Им пришлось все же сесть. Некоторое время Екатерина восхищенно рассматривала обоих, весело подшучивая, потом обратилась к графу Брюсу с просьбой рассказать о сражениях с турками.

– Граф Румянцев так скуп в своих реляциях, что мы имеем о тамошних баталиях весьма скудные сведения.

– Но барон Эльмпт имел честь представить вашему величеству полный доклад, – сказал Брюс, – и я вряд ли что могу сообщить нового.

– Почему до сих пор не можете взять Браилов?

Брюс отвечал, что овладеть упомянутой крепостью пытался со своим корпусом генерал-поручик Штофельн, но не смог этого сделать. Неудача постигла его из-за недостаточной численности войск и осадной артиллерии.

– Но в распоряжении графа Румянцева целая армия, – заметила Екатерина. – Нам видится, ему было не так уж трудно помочь барону.

– Основная армия стоит на зимних квартирах. Главнокомандующий готовит ее к летней кампании.

– И как же готовит, если не секрет?

Улыбка не сходила с лица государыни, но теперь она была уже саркастической.

– Граф пишет «Обряд службы», нечто вроде нового устава, – добавил к сарказму императрицы свое князь Голицын. Князь сделал это не со зла к Румянцеву, а для того только, чтобы угодить своей повелительнице.

Брюс возмутился.

– Осмелюсь доложить вашему сиятельству, – обратился он к князю, – кроме занятия, которое изволили, заметить, у графа Румянцева есть немало других.

Князь покраснел. Продолжать разговор в таком тоне было опасно, поскольку наружу могли всплыть вещи, нежелательные для ушей государыни. Он отлично знал, какие задачи приходилось решать сейчас Румянцеву. Уезжая в Петербург, он оставил ему недоукомплектованную и плохо обученную армию, в которой не хватало продовольствия, кончался фураж и которую преследовала по пятам чума.

Желая предупредить опасный выпад со стороны несогласного с ним генерала, Голицын сказал, что питает к графу Румянцеву полное доверие и уважение, желает только, чтобы граф впредь более уважительно относился к пожеланиям военной коллегии, ему направляемым.

Екатерина поддержала президента:

– Не внимать советам старших, умудренных большим опытом командиров – не делает чести графу. На сей раз мы не станем навязывать ему своих идей. Если он уверен в правильности принятых им решений, даем ему свое материнское благословение. С тем условием, однако, чтобы порадовал нас скорой викторией.

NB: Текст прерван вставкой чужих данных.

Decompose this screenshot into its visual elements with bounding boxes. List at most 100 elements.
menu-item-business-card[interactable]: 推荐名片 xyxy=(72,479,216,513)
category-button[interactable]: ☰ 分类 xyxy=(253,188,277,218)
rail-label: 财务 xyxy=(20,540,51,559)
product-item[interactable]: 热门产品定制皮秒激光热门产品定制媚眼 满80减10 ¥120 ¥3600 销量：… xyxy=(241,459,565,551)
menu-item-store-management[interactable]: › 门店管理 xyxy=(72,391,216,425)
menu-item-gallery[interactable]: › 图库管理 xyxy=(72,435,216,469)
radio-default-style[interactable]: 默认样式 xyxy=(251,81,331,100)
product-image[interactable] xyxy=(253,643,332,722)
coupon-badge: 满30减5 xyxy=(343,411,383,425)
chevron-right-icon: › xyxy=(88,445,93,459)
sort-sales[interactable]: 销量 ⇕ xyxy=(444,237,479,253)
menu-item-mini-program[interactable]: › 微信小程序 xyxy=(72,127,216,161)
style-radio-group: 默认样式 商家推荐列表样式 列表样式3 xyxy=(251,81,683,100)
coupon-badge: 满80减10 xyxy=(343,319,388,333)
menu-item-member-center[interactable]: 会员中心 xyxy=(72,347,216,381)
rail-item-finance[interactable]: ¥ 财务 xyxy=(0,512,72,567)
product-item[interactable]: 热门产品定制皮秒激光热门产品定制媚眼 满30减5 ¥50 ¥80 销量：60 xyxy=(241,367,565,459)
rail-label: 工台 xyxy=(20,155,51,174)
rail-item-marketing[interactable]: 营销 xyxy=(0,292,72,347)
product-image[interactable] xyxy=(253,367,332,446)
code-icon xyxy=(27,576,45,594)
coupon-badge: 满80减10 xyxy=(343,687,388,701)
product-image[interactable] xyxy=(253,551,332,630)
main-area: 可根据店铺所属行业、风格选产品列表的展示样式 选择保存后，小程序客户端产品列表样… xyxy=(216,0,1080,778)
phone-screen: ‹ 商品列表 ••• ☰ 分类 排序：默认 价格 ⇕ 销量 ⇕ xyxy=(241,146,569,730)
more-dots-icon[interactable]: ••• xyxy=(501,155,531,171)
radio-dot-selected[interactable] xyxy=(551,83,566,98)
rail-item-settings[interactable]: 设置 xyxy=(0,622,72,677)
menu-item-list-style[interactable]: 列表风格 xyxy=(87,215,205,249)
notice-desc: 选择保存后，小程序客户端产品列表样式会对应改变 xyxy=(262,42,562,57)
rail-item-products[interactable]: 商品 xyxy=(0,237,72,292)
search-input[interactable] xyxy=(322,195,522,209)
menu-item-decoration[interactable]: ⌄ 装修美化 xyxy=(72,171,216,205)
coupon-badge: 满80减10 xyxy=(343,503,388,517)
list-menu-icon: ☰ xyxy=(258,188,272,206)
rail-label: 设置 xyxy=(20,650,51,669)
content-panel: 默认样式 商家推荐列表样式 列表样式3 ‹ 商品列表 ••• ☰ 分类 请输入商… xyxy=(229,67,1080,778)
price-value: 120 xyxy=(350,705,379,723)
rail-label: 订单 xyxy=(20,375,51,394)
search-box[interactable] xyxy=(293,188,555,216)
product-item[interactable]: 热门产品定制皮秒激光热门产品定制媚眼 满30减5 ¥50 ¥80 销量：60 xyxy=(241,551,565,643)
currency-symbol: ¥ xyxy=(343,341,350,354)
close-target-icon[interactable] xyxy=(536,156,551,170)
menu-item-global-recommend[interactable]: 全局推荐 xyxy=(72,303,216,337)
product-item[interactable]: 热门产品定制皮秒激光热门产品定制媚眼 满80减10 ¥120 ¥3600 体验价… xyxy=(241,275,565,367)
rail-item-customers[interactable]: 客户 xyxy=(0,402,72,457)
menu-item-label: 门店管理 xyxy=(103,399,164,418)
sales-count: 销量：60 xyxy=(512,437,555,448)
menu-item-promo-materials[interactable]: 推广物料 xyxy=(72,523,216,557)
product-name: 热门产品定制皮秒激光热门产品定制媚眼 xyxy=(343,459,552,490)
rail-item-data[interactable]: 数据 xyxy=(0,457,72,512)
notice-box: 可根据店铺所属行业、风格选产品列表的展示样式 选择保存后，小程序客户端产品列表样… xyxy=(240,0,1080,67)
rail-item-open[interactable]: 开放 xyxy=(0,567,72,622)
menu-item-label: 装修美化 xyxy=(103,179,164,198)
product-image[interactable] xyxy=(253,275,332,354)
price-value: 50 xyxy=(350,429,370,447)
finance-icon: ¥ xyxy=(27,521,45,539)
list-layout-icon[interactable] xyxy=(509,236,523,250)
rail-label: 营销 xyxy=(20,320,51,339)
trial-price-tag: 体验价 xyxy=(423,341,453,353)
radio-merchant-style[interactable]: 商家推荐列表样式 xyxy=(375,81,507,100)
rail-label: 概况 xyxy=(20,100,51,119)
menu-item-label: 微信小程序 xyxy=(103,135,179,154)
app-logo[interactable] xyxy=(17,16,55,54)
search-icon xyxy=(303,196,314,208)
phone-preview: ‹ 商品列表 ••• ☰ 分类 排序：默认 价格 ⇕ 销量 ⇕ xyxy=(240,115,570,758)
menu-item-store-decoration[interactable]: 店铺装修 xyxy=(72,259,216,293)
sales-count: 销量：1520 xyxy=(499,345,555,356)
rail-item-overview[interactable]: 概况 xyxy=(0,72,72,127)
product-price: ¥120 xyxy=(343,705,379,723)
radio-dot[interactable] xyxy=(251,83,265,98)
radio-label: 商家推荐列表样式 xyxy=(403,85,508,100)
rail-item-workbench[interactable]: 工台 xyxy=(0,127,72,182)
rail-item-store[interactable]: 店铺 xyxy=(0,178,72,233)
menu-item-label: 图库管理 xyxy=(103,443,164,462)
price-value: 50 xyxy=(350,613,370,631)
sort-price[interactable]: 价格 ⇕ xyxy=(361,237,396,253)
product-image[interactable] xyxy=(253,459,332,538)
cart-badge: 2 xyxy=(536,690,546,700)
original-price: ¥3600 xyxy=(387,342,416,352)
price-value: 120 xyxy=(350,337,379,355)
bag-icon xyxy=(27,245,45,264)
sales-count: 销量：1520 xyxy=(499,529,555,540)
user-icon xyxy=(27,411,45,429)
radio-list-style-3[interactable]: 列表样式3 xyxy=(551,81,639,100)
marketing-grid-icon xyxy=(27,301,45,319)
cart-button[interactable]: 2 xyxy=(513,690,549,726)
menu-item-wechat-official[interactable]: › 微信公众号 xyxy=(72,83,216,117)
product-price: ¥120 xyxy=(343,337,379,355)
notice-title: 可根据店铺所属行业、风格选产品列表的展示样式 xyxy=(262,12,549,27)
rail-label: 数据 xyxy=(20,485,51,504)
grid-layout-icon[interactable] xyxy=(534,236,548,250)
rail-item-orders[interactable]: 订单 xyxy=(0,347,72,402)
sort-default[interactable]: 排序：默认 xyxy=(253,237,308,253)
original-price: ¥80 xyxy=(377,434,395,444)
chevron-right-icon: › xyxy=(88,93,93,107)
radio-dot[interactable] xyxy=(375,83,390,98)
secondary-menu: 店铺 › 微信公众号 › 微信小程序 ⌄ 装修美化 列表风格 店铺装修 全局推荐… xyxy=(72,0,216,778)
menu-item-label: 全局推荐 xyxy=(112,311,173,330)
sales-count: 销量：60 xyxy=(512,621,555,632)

Брюс отвечал, что Румянцев не упустит случая восхитить Европу викторией, достойной армии ее императорского величества. Однако в настоящий момент турки имеют против него сил впятеро больше. Чтобы одержать победу и тем положить конец войне, надобно главной армии поравняться с противником по числу людей.

– Напомните от нас вашему командиру: римляне не считали своих врагов, каким они числом, – они их находили и побеждали.

Сказано это было таким самодержавным тоном и со столь явным оттенком недружелюбия к главнокомандующему, что Брюс смутился и не нашелся сказать что-либо в ответ. Екатерина заметила его смущение и, желая разрядить обстановку, продолжала уже другим голосом:

– Мы благодарим графа Румянцева за его «Мысли», кои доставил нам господин Эльмпт. Совет наш согласен с его планом и надеется, что граф окажет всяческое содействие графу Петру Ивановичу во взятии им Бендер.

Екатерина посмотрела на часы.

– Я не прощаюсь с вами, господа. Встретимся за обедом, на котором, надеюсь, примете участие.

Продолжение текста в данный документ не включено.